Foto: Getty Images/AFP
Solidariedade internacional
Graças às plataformas sociais online, a notícia dos protestos no Sudão rapidamente correu o mundo. E logo mereceram apoio internacional, como aqui em Edimburgo, Escócia. Recentemente os ministros dos Negócios Estrangeiros da União Europeia também se fizeram ouvir: "A UE apela ao fim imediato de toda a violência contra o povo sudanês", disseram numa declaração oficial.
No entanto, a oposição ao exército no poder não é consensual. Muitos sudaneses apoiam os militares, porque acreditam que só uma governação autoritária pode conduzir o país a um futuro próspero. Os apoiantes dos militares consideram que o General Abdel Fattah Burhan, presidente do Conselho Militar, representado no cartaz, reúne as condições para cumprir a tarefa.
Foto: Getty Images/AFP/A. Shazly
À espera
Mas a eminência parda General Mohammed Hamdan Daglu, conhecido por Hemeti, é tido como o homem forte do regime de transição. Daglu comandou a tropa que reprimiu os protestos em frente ao quartel-general militar. Durante a guerra do Darfur, liderou as milícias Janjaweed, que combateram brutalmente os rebeldes. Os manifestantes temem que ele possa vir a ser o novo governante do país.

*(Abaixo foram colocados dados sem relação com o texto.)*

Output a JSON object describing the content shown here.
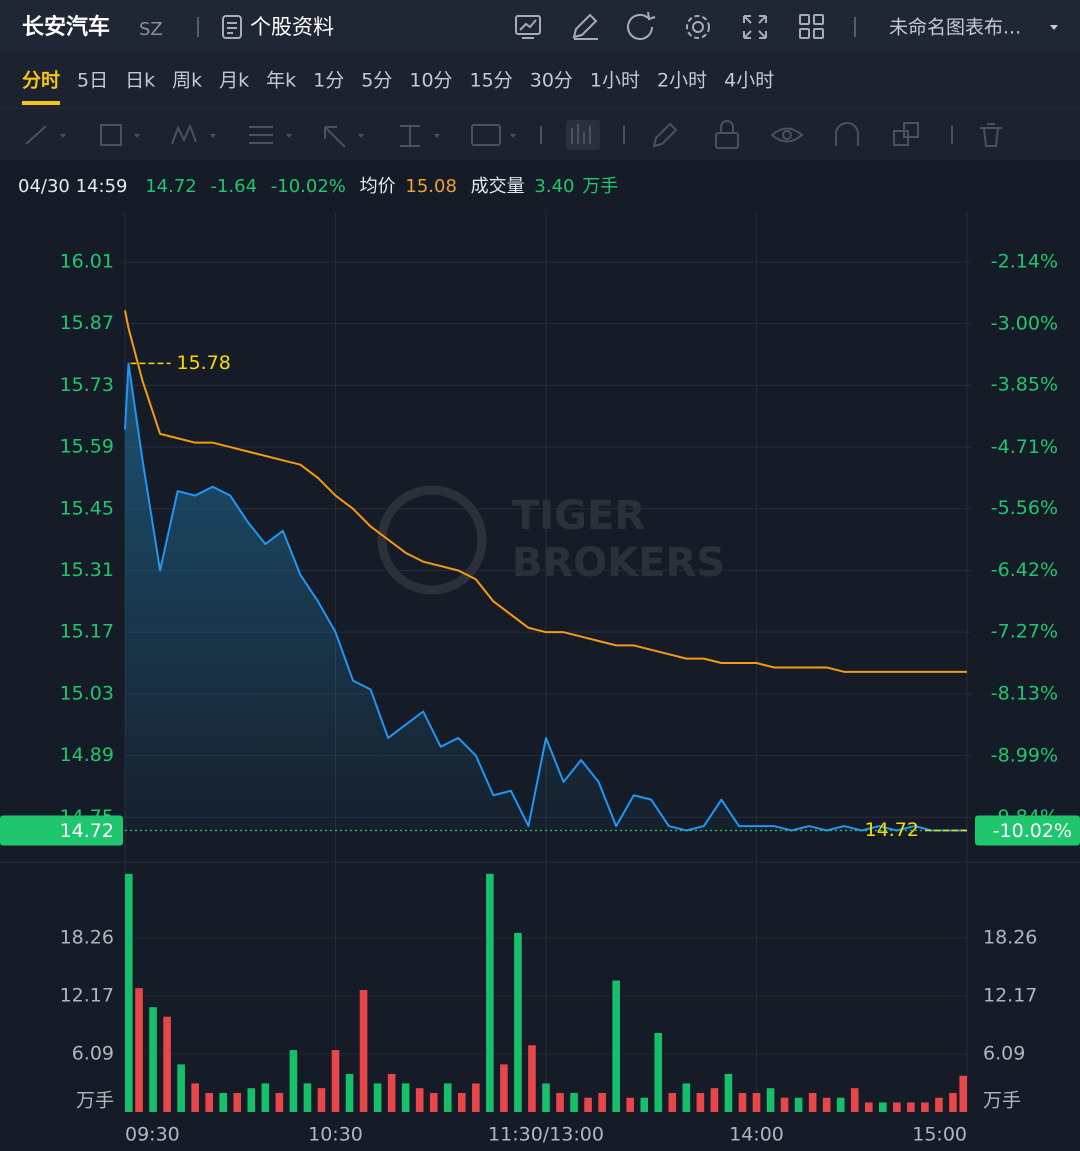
{
  "header": {
    "name": "长安汽车",
    "market": "SZ",
    "profile": "个股资料",
    "layout": "未命名图表布..."
  },
  "periods": [
    "分时",
    "5日",
    "日k",
    "周k",
    "月k",
    "年k",
    "1分",
    "5分",
    "10分",
    "15分",
    "30分",
    "1小时",
    "2小时",
    "4小时"
  ],
  "quote": {
    "time": "04/30 14:59",
    "price": "14.72",
    "change": "-1.64",
    "change_pct": "-10.02%",
    "avg_label": "均价",
    "avg": "15.08",
    "vol_label": "成交量",
    "vol": "3.40",
    "vol_unit": "万手"
  },
  "watermark": [
    "TIGER",
    "BROKERS"
  ],
  "chart_data": [
    {
      "type": "line",
      "x": [
        0,
        1,
        5,
        10,
        15,
        20,
        25,
        30,
        35,
        40,
        45,
        50,
        55,
        60,
        65,
        70,
        75,
        80,
        85,
        90,
        95,
        100,
        105,
        110,
        115,
        120,
        125,
        130,
        135,
        140,
        145,
        150,
        155,
        160,
        165,
        170,
        175,
        180,
        185,
        190,
        195,
        200,
        205,
        210,
        215,
        220,
        225,
        230,
        235,
        240
      ],
      "series": [
        {
          "color": "#2196f3",
          "values": [
            15.63,
            15.78,
            15.56,
            15.31,
            15.49,
            15.48,
            15.5,
            15.48,
            15.42,
            15.37,
            15.4,
            15.3,
            15.24,
            15.17,
            15.06,
            15.04,
            14.93,
            14.96,
            14.99,
            14.91,
            14.93,
            14.89,
            14.8,
            14.81,
            14.73,
            14.93,
            14.83,
            14.88,
            14.83,
            14.73,
            14.8,
            14.79,
            14.73,
            14.72,
            14.73,
            14.79,
            14.73,
            14.73,
            14.73,
            14.72,
            14.73,
            14.72,
            14.73,
            14.72,
            14.73,
            14.72,
            14.73,
            14.72,
            14.72,
            14.72
          ]
        },
        {
          "color": "#f39c12",
          "values": [
            15.9,
            15.86,
            15.74,
            15.62,
            15.61,
            15.6,
            15.6,
            15.59,
            15.58,
            15.57,
            15.56,
            15.55,
            15.52,
            15.48,
            15.45,
            15.41,
            15.38,
            15.35,
            15.33,
            15.32,
            15.31,
            15.29,
            15.24,
            15.21,
            15.18,
            15.17,
            15.17,
            15.16,
            15.15,
            15.14,
            15.14,
            15.13,
            15.12,
            15.11,
            15.11,
            15.1,
            15.1,
            15.1,
            15.09,
            15.09,
            15.09,
            15.09,
            15.08,
            15.08,
            15.08,
            15.08,
            15.08,
            15.08,
            15.08,
            15.08
          ]
        }
      ],
      "xlim": [
        0,
        240
      ],
      "ylim": [
        14.72,
        16.12
      ],
      "yticks": [
        16.01,
        15.87,
        15.73,
        15.59,
        15.45,
        15.31,
        15.17,
        15.03,
        14.89,
        14.75
      ],
      "y2lim": [
        -10.02,
        -1.47
      ],
      "y2ticks": [
        {
          "value": -2.14,
          "label": "-2.14%"
        },
        {
          "value": -3.0,
          "label": "-3.00%"
        },
        {
          "value": -3.85,
          "label": "-3.85%"
        },
        {
          "value": -4.71,
          "label": "-4.71%"
        },
        {
          "value": -5.56,
          "label": "-5.56%"
        },
        {
          "value": -6.42,
          "label": "-6.42%"
        },
        {
          "value": -7.27,
          "label": "-7.27%"
        },
        {
          "value": -8.13,
          "label": "-8.13%"
        },
        {
          "value": -8.99,
          "label": "-8.99%"
        },
        {
          "value": -9.84,
          "label": "-9.84%"
        }
      ],
      "annotations": [
        {
          "x": 1,
          "value": 15.78
        },
        {
          "x": 240,
          "value": 14.72
        }
      ],
      "grid": true
    },
    {
      "type": "bar",
      "unit": "万手",
      "x": [
        0,
        4,
        8,
        12,
        16,
        20,
        24,
        28,
        32,
        36,
        40,
        44,
        48,
        52,
        56,
        60,
        64,
        68,
        72,
        76,
        80,
        84,
        88,
        92,
        96,
        100,
        104,
        108,
        112,
        116,
        120,
        124,
        128,
        132,
        136,
        140,
        144,
        148,
        152,
        156,
        160,
        164,
        168,
        172,
        176,
        180,
        184,
        188,
        192,
        196,
        200,
        204,
        208,
        212,
        216,
        220,
        224,
        228,
        232,
        236,
        240
      ],
      "values": [
        25,
        13,
        11,
        10,
        5,
        3,
        2,
        2,
        2,
        2.5,
        3,
        2,
        6.5,
        3,
        2.5,
        6.5,
        4,
        12.8,
        3,
        4,
        3,
        2.5,
        2,
        3,
        2,
        3,
        25,
        5,
        18.8,
        7,
        3,
        2,
        2,
        1.5,
        2,
        13.8,
        1.5,
        1.5,
        8.3,
        2,
        3,
        2,
        2.5,
        4,
        2,
        2,
        2.5,
        1.5,
        1.5,
        2,
        1.5,
        1.5,
        2.5,
        1,
        1,
        1,
        1,
        1,
        1.5,
        2,
        3.8
      ],
      "colors": [
        "#16c06b",
        "#e8474a",
        "#16c06b",
        "#e8474a",
        "#16c06b",
        "#e8474a",
        "#e8474a",
        "#16c06b",
        "#e8474a",
        "#16c06b",
        "#16c06b",
        "#e8474a",
        "#16c06b",
        "#16c06b",
        "#e8474a",
        "#e8474a",
        "#16c06b",
        "#e8474a",
        "#16c06b",
        "#e8474a",
        "#16c06b",
        "#e8474a",
        "#e8474a",
        "#16c06b",
        "#e8474a",
        "#e8474a",
        "#16c06b",
        "#e8474a",
        "#16c06b",
        "#e8474a",
        "#16c06b",
        "#e8474a",
        "#16c06b",
        "#e8474a",
        "#e8474a",
        "#16c06b",
        "#e8474a",
        "#16c06b",
        "#16c06b",
        "#e8474a",
        "#16c06b",
        "#e8474a",
        "#e8474a",
        "#16c06b",
        "#e8474a",
        "#e8474a",
        "#16c06b",
        "#e8474a",
        "#16c06b",
        "#e8474a",
        "#e8474a",
        "#16c06b",
        "#e8474a",
        "#e8474a",
        "#16c06b",
        "#e8474a",
        "#e8474a",
        "#e8474a",
        "#e8474a",
        "#e8474a",
        "#e8474a"
      ],
      "xlim": [
        0,
        240
      ],
      "ylim": [
        0,
        25.4
      ],
      "yticks": [
        6.09,
        12.17,
        18.26
      ],
      "xticks": [
        {
          "value": 0,
          "label": "09:30"
        },
        {
          "value": 60,
          "label": "10:30"
        },
        {
          "value": 120,
          "label": "11:30/13:00"
        },
        {
          "value": 180,
          "label": "14:00"
        },
        {
          "value": 240,
          "label": "15:00"
        }
      ],
      "grid": true
    }
  ]
}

Foto: Reuters/M.N. Abdallah
O Golfo preocupado
Políticos de outros países árabes também olham com nervosismo para o Sudão. Por exemplo, Mohamed bin Zayad al-Nahyan, o Príncipe Herdeiro dos Emirados Árabes Unidos. Tal como a Arábia Saudita, os Emirados Árabes Unidos temem que o protesto possa ser um exemplo de uma revolução popular bem-sucedida na região, pondo em questão governos autoritários. Ambos os países apoiam os militares sudaneses.
Foto: picture-alliance/AP Photo/Ministry of Presidential Affairs/M. Al Hammadi
Os vizinhos a norte
Também no Cairo se olha com preocupação para Cartum. O Governo do Presidente Abdel-Fattah al-Sisi receia que a Irmandade Muçulmana possa ganhar influência no Sudão - precisamente o grupo contra o qual o Governo egípcio está a agir com todas as suas forças no seu próprio país. Se a Irmandade Muçulmana se estabelecesse no Sudão, poderia, a partir daí, voltar a exercer uma forte influência no Egito.
Foto: picture-alliance/Photoshot/MENA
Protestos sem fim à vista
No Sudão prosseguem os protestos. No dia 14 de junho, Sadiq al-Mahdi, uma das principais figuras da oposição do país durante décadas, exigiu uma investigação da evacuação violenta do campo de protesto. É algo que não pode agradar aos militares. As tensões poderão voltar a agravar-se.